House Judiciary II meets to consider, among others, House Bill 742, Prohibit Beach Plan Surplus Distribution.
Sponsored by Rep. Tim Spear (D-Washington), the bill would require that any surplus in the beach plan insurance fund must go to purchase insurance on insurance (also known as re-insurance) instead of those surplus funds being distributed amoung member companies. Legal counsel from the Commissioner of Insurance spoke and said Wayne Goodwin is against this, as is the insurance industry. Want to find a long term large picture solution, this won’t do it. Surplus is part of the solution but should be considered as the whole in order to address the very serious problems with the beach plan.

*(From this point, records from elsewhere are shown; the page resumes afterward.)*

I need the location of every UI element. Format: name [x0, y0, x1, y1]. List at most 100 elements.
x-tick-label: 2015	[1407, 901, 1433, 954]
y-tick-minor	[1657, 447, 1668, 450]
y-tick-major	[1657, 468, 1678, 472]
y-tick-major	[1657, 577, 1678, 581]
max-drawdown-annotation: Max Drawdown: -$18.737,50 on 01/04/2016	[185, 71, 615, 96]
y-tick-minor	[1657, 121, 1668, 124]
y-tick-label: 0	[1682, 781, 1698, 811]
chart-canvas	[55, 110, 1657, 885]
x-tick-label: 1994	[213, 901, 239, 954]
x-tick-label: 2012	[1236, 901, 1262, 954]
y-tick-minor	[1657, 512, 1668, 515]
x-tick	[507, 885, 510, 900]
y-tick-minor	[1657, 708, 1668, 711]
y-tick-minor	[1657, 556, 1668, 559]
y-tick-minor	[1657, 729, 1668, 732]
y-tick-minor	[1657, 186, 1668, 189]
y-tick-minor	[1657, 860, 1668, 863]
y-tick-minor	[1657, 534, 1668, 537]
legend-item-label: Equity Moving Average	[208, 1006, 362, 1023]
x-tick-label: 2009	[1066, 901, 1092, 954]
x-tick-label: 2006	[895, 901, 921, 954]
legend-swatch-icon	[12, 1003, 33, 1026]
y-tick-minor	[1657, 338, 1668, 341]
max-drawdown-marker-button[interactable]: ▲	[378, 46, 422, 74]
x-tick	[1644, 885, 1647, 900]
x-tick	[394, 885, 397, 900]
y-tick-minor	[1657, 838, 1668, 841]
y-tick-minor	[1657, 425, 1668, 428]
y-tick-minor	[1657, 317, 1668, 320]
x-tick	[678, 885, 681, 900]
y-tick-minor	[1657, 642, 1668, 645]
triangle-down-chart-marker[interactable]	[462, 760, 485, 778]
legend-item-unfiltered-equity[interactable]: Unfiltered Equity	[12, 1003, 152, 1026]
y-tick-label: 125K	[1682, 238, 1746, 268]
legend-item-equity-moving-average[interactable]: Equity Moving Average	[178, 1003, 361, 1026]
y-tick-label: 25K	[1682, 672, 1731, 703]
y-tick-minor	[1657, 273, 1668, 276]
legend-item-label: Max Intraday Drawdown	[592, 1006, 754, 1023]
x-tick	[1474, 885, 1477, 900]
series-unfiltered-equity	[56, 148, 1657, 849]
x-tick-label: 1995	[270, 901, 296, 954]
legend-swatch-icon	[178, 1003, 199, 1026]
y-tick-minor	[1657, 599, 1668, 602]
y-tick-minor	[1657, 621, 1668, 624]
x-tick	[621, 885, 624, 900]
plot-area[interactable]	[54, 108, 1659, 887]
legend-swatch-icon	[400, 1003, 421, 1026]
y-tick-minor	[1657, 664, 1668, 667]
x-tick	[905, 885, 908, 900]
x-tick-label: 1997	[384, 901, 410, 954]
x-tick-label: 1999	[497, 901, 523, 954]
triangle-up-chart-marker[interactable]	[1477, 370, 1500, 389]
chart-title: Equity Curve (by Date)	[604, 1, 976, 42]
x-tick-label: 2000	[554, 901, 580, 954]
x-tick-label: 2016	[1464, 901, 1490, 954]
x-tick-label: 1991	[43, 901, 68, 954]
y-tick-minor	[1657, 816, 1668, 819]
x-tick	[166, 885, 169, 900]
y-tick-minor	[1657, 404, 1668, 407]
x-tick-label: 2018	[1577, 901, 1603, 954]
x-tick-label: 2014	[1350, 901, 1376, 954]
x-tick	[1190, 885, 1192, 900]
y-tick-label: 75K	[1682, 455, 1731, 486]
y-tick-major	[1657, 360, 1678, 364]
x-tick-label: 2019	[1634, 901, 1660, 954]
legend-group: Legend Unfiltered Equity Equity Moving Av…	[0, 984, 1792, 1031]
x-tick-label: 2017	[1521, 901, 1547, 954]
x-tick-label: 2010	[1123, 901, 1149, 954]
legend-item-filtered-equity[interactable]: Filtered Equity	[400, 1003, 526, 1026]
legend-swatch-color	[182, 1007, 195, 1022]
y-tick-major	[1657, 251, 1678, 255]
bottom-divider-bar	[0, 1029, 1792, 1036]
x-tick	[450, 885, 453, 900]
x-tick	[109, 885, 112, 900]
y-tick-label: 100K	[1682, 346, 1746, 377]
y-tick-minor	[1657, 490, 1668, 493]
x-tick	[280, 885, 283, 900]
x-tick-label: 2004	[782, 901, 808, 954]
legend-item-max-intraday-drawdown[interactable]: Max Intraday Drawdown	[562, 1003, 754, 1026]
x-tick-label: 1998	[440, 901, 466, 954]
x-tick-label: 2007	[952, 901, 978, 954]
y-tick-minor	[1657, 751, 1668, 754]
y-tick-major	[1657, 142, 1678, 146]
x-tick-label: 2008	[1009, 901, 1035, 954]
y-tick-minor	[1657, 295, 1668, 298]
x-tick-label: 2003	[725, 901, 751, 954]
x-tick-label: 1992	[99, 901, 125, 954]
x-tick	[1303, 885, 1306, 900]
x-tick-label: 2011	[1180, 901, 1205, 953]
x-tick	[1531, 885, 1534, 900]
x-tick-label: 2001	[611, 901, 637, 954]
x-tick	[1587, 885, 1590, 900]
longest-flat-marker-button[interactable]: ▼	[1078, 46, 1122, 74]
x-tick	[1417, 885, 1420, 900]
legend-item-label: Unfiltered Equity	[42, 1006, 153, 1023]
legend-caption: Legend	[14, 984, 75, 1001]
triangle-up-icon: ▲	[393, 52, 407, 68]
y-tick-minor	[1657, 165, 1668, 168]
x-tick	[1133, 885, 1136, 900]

Lobbyists for NC Insurance Federation looking for refinement of a study commission finding with comprehensive new plan for beach insurance, two lawsuits are in Court of Appeals. Retain the surplus is included in all plans but there is $85 Billion in potential exposure with only $700 to $1.1 billion in the plan surplus – this clips one wire and could set off the timebomb. Independent Insurance Association doesn’t like it for IRS could come in and take some of the money in the surplus as has happened in other states. Everyone (except Rep. Spear, it appears) argues that the only answer is a comprehensive reform bill. This bill is crossover sensitive and if this provision is not included in a comprehensive plan, the issue could not be raised again until 2011. Reportedly, the comprehensive bill, which is not crossover sensitive, is still being drafted and is incomplete at this time.
House Bill 742 fails by a voice vote.